Go to a Restaurant with Your Family
It is Sunday evening, and this weekend, like most, was event-packed. There was a soccer game, ballet class, swimming lessons (with Annika), your son's football game, two playdates, a birthday party for your daughter to attend, and a Cub Sc
out activity. This afternoon, your wife asked if you felt like going out to dinner tonight.

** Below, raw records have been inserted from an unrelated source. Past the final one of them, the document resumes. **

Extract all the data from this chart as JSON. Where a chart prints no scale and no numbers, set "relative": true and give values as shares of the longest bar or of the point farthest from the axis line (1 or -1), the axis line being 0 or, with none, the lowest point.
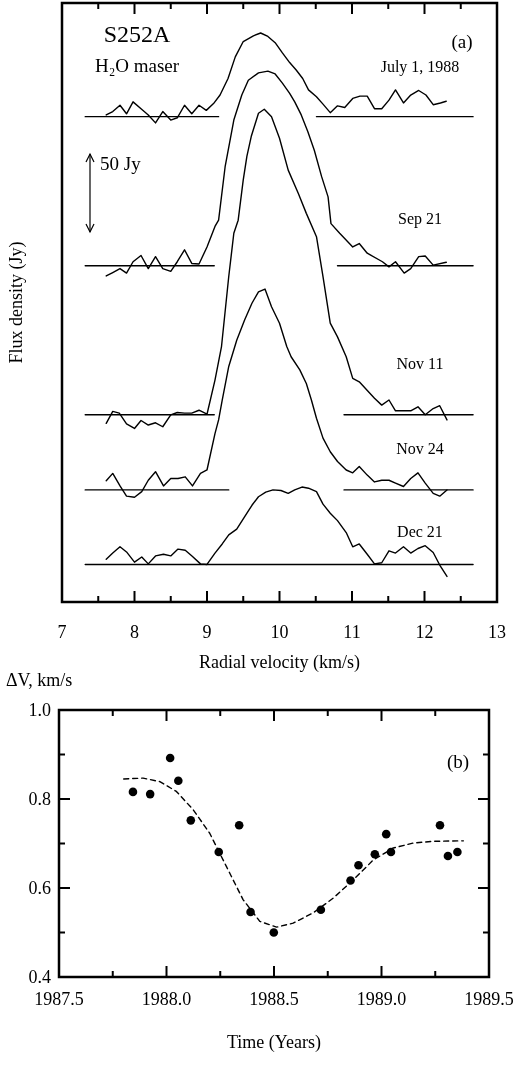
{
  "chart_data": [
    {
      "type": "line",
      "relative": true,
      "xlabel": "Radial velocity (km/s)",
      "ylabel": "Flux density (Jy)",
      "annotations": [
        "S252A",
        "H₂O maser",
        "(a)",
        "50 Jy"
      ],
      "xlim": [
        7,
        13
      ],
      "xticks": [
        7,
        {
          "value": 7.5,
          "label": null
        },
        8,
        {
          "value": 8.5,
          "label": null
        },
        9,
        {
          "value": 9.5,
          "label": null
        },
        10,
        {
          "value": 10.5,
          "label": null
        },
        11,
        {
          "value": 11.5,
          "label": null
        },
        12,
        {
          "value": 12.5,
          "label": null
        },
        13
      ],
      "series": [
        {
          "name": "July 1, 1988",
          "color": "#000000",
          "x": [
            7.61,
            7.7,
            7.8,
            7.89,
            7.98,
            8.09,
            8.19,
            8.29,
            8.39,
            8.5,
            8.59,
            8.69,
            8.79,
            8.89,
            8.99,
            9.09,
            9.18,
            9.29,
            9.39,
            9.5,
            9.64,
            9.74,
            9.84,
            9.94,
            10.04,
            10.14,
            10.23,
            10.32,
            10.4,
            10.51,
            10.6,
            10.7,
            10.8,
            10.9,
            11.01,
            11.11,
            11.21,
            11.31,
            11.41,
            11.51,
            11.6,
            11.71,
            11.81,
            11.92,
            12.02,
            12.12,
            12.22,
            12.3
          ],
          "values": [
            0.856,
            0.862,
            0.873,
            0.858,
            0.879,
            0.867,
            0.856,
            0.842,
            0.862,
            0.847,
            0.851,
            0.873,
            0.858,
            0.873,
            0.864,
            0.876,
            0.891,
            0.92,
            0.958,
            0.985,
            0.995,
            1.0,
            0.994,
            0.983,
            0.965,
            0.948,
            0.935,
            0.92,
            0.9,
            0.888,
            0.875,
            0.86,
            0.872,
            0.869,
            0.885,
            0.889,
            0.889,
            0.867,
            0.867,
            0.882,
            0.9,
            0.877,
            0.891,
            0.899,
            0.891,
            0.874,
            0.877,
            0.88
          ]
        },
        {
          "name": "Sep 21",
          "color": "#000000",
          "x": [
            7.61,
            7.7,
            7.8,
            7.89,
            7.98,
            8.09,
            8.19,
            8.29,
            8.39,
            8.5,
            8.59,
            8.69,
            8.79,
            8.89,
            9.0,
            9.11,
            9.16,
            9.25,
            9.37,
            9.48,
            9.57,
            9.71,
            9.84,
            9.94,
            10.04,
            10.14,
            10.21,
            10.3,
            10.39,
            10.48,
            10.58,
            10.67,
            10.71,
            10.83,
            11.01,
            11.1,
            11.21,
            11.42,
            11.51,
            11.6,
            11.72,
            11.81,
            11.92,
            12.01,
            12.12,
            12.3
          ],
          "values": [
            0.573,
            0.579,
            0.586,
            0.578,
            0.598,
            0.609,
            0.586,
            0.607,
            0.586,
            0.581,
            0.598,
            0.619,
            0.595,
            0.594,
            0.624,
            0.66,
            0.671,
            0.765,
            0.847,
            0.891,
            0.917,
            0.93,
            0.933,
            0.928,
            0.912,
            0.894,
            0.879,
            0.856,
            0.827,
            0.794,
            0.748,
            0.712,
            0.665,
            0.648,
            0.624,
            0.63,
            0.613,
            0.598,
            0.589,
            0.598,
            0.578,
            0.586,
            0.607,
            0.608,
            0.592,
            0.597
          ]
        },
        {
          "name": "Nov 11",
          "color": "#000000",
          "x": [
            7.61,
            7.7,
            7.79,
            7.89,
            8.0,
            8.09,
            8.19,
            8.29,
            8.39,
            8.5,
            8.59,
            8.69,
            8.79,
            8.89,
            9.0,
            9.11,
            9.2,
            9.3,
            9.37,
            9.43,
            9.5,
            9.55,
            9.61,
            9.71,
            9.79,
            9.89,
            10.0,
            10.12,
            10.26,
            10.37,
            10.51,
            10.6,
            10.7,
            10.8,
            10.92,
            11.01,
            11.1,
            11.31,
            11.41,
            11.51,
            11.6,
            11.81,
            11.91,
            12.01,
            12.12,
            12.21,
            12.31
          ],
          "values": [
            0.314,
            0.335,
            0.332,
            0.313,
            0.305,
            0.319,
            0.311,
            0.315,
            0.308,
            0.329,
            0.333,
            0.332,
            0.332,
            0.337,
            0.33,
            0.39,
            0.449,
            0.572,
            0.648,
            0.671,
            0.742,
            0.783,
            0.818,
            0.859,
            0.866,
            0.853,
            0.815,
            0.759,
            0.718,
            0.683,
            0.642,
            0.572,
            0.49,
            0.466,
            0.431,
            0.393,
            0.387,
            0.358,
            0.346,
            0.355,
            0.336,
            0.336,
            0.343,
            0.329,
            0.34,
            0.345,
            0.32
          ]
        },
        {
          "name": "Nov 24",
          "color": "#000000",
          "x": [
            7.61,
            7.7,
            7.8,
            7.89,
            8.0,
            8.1,
            8.19,
            8.29,
            8.4,
            8.5,
            8.6,
            8.7,
            8.8,
            8.91,
            9.0,
            9.11,
            9.16,
            9.21,
            9.3,
            9.41,
            9.52,
            9.62,
            9.71,
            9.8,
            9.89,
            10.0,
            10.1,
            10.16,
            10.28,
            10.37,
            10.44,
            10.51,
            10.6,
            10.7,
            10.8,
            10.92,
            11.01,
            11.1,
            11.21,
            11.31,
            11.41,
            11.51,
            11.6,
            11.71,
            11.81,
            11.91,
            12.01,
            12.12,
            12.21,
            12.31
          ],
          "values": [
            0.213,
            0.226,
            0.204,
            0.186,
            0.184,
            0.194,
            0.214,
            0.229,
            0.204,
            0.217,
            0.217,
            0.22,
            0.204,
            0.226,
            0.232,
            0.296,
            0.32,
            0.355,
            0.414,
            0.46,
            0.496,
            0.525,
            0.545,
            0.55,
            0.519,
            0.49,
            0.449,
            0.431,
            0.408,
            0.384,
            0.355,
            0.323,
            0.288,
            0.264,
            0.247,
            0.232,
            0.227,
            0.238,
            0.223,
            0.211,
            0.214,
            0.214,
            0.209,
            0.203,
            0.217,
            0.227,
            0.209,
            0.191,
            0.186,
            0.197
          ]
        },
        {
          "name": "Dec 21",
          "color": "#000000",
          "x": [
            7.61,
            7.7,
            7.8,
            7.89,
            8.0,
            8.1,
            8.19,
            8.29,
            8.4,
            8.5,
            8.6,
            8.7,
            8.8,
            8.91,
            9.0,
            9.11,
            9.21,
            9.3,
            9.41,
            9.52,
            9.62,
            9.71,
            9.81,
            9.91,
            10.02,
            10.12,
            10.21,
            10.31,
            10.4,
            10.51,
            10.6,
            10.7,
            10.8,
            10.92,
            11.01,
            11.1,
            11.21,
            11.31,
            11.41,
            11.51,
            11.6,
            11.71,
            11.81,
            11.91,
            12.01,
            12.12,
            12.21,
            12.31
          ],
          "values": [
            0.075,
            0.086,
            0.097,
            0.088,
            0.07,
            0.079,
            0.067,
            0.081,
            0.084,
            0.081,
            0.093,
            0.091,
            0.08,
            0.067,
            0.066,
            0.086,
            0.102,
            0.118,
            0.128,
            0.15,
            0.17,
            0.185,
            0.193,
            0.197,
            0.196,
            0.191,
            0.197,
            0.202,
            0.2,
            0.194,
            0.172,
            0.156,
            0.143,
            0.122,
            0.097,
            0.102,
            0.084,
            0.067,
            0.069,
            0.09,
            0.086,
            0.097,
            0.086,
            0.094,
            0.099,
            0.087,
            0.065,
            0.045
          ]
        },
        {
          "color": "#000000",
          "x": [
            7.32,
            9.16,
            9.8,
            10.51,
            12.67
          ],
          "values": [
            0.853,
            0.853,
            null,
            0.853,
            0.853
          ]
        },
        {
          "color": "#000000",
          "x": [
            7.32,
            9.1,
            9.8,
            10.8,
            12.67
          ],
          "values": [
            0.591,
            0.591,
            null,
            0.591,
            0.591
          ]
        },
        {
          "color": "#000000",
          "x": [
            7.32,
            9.1,
            9.8,
            10.89,
            12.67
          ],
          "values": [
            0.329,
            0.329,
            null,
            0.329,
            0.329
          ]
        },
        {
          "color": "#000000",
          "x": [
            7.32,
            9.3,
            9.8,
            10.89,
            12.67
          ],
          "values": [
            0.197,
            0.197,
            null,
            0.197,
            0.197
          ]
        },
        {
          "color": "#000000",
          "x": [
            7.32,
            12.67
          ],
          "values": [
            0.066,
            0.066
          ]
        }
      ]
    },
    {
      "type": "scatter",
      "xlabel": "Time (Years)",
      "ylabel": "ΔV, km/s",
      "annotations": [
        "(b)"
      ],
      "xlim": [
        1987.5,
        1989.5
      ],
      "xticks": [
        {
          "value": 1987.5,
          "label": "1987.5"
        },
        {
          "value": 1987.75,
          "label": null
        },
        {
          "value": 1988,
          "label": "1988.0"
        },
        {
          "value": 1988.25,
          "label": null
        },
        {
          "value": 1988.5,
          "label": "1988.5"
        },
        {
          "value": 1988.75,
          "label": null
        },
        {
          "value": 1989,
          "label": "1989.0"
        },
        {
          "value": 1989.25,
          "label": null
        },
        {
          "value": 1989.5,
          "label": "1989.5"
        }
      ],
      "ylim": [
        0.4,
        1.0
      ],
      "yticks": [
        {
          "value": 0.4,
          "label": "0.4"
        },
        {
          "value": 0.5,
          "label": null
        },
        {
          "value": 0.6,
          "label": "0.6"
        },
        {
          "value": 0.7,
          "label": null
        },
        {
          "value": 0.8,
          "label": "0.8"
        },
        {
          "value": 0.9,
          "label": null
        },
        {
          "value": 1.0,
          "label": "1.0"
        }
      ],
      "series": [
        {
          "marker": "circle",
          "color": "#000000",
          "x": [
            1987.844,
            1987.924,
            1988.017,
            1988.055,
            1988.113,
            1988.243,
            1988.338,
            1988.391,
            1988.499,
            1988.718,
            1988.856,
            1988.893,
            1988.969,
            1989.022,
            1989.044,
            1989.272,
            1989.309,
            1989.353
          ],
          "values": [
            0.816,
            0.811,
            0.892,
            0.841,
            0.752,
            0.681,
            0.741,
            0.546,
            0.5,
            0.551,
            0.617,
            0.651,
            0.676,
            0.721,
            0.681,
            0.741,
            0.672,
            0.681
          ]
        },
        {
          "type": "line",
          "line_style": "dashed",
          "color": "#000000",
          "x": [
            1987.801,
            1987.891,
            1987.969,
            1988.046,
            1988.124,
            1988.201,
            1988.279,
            1988.356,
            1988.434,
            1988.512,
            1988.589,
            1988.682,
            1988.775,
            1988.868,
            1988.962,
            1989.055,
            1989.148,
            1989.241,
            1989.381
          ],
          "values": [
            0.845,
            0.847,
            0.839,
            0.817,
            0.776,
            0.723,
            0.648,
            0.574,
            0.525,
            0.512,
            0.521,
            0.544,
            0.577,
            0.618,
            0.663,
            0.69,
            0.701,
            0.705,
            0.706
          ]
        }
      ]
    }
  ]
}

Your wife makes gourmet meals just about every night of the week, and when she asks if you feel like going to a restaurant you tend to think that she is feeling tapped out and in need of a break. “Great idea,” you respond. “That sounds like fun.”
Your wife asks where you would like to go. Of course, she has already thought this through in her mind and knows exactly where she would like to go, but why miss out on an opportunity to arrive at a common solution together? She asks this question, hopeful that you will somehow stumble upon the same idea that she has, but, if you don't, she knows that she can effectively manipulate your thinking to align it with hers, making it seem like somehow the restaurant that you end up at was your idea when it fact you had nothing to do with the selection.
“Bruno's,” you respond, naming one of your favorite family restaurants, a lively nearby place that has terrific pasta, which is your favorite food. You have been there only twice, both times when your wife has been out on “girls' night.” Your wife looks at you as though you have just recommended going to the lunch counter at Target for dinner. “Bruno's,” she says. “I am tired of Bruno's. You always want to go there. Where else?” she asks. “What about the Mexican Café?” you suggest. “No,” she says. “I don't feel like Mexican.” You now start to understand that you are really playing a game of twenty questions, and that, unless you stumble upon the one restaurant that your wife has already selected for you, you will have to continue suggesting restaurants until you stumble across it. Alternatively, it may be a game of process of elimination, whereby your wife's strategy is to eliminate any option that you introduce, leaving only one logical alternative, the place where she wants to go. You say to your wife, “You know, honey, I really don't care where we go. Where would you like to go?”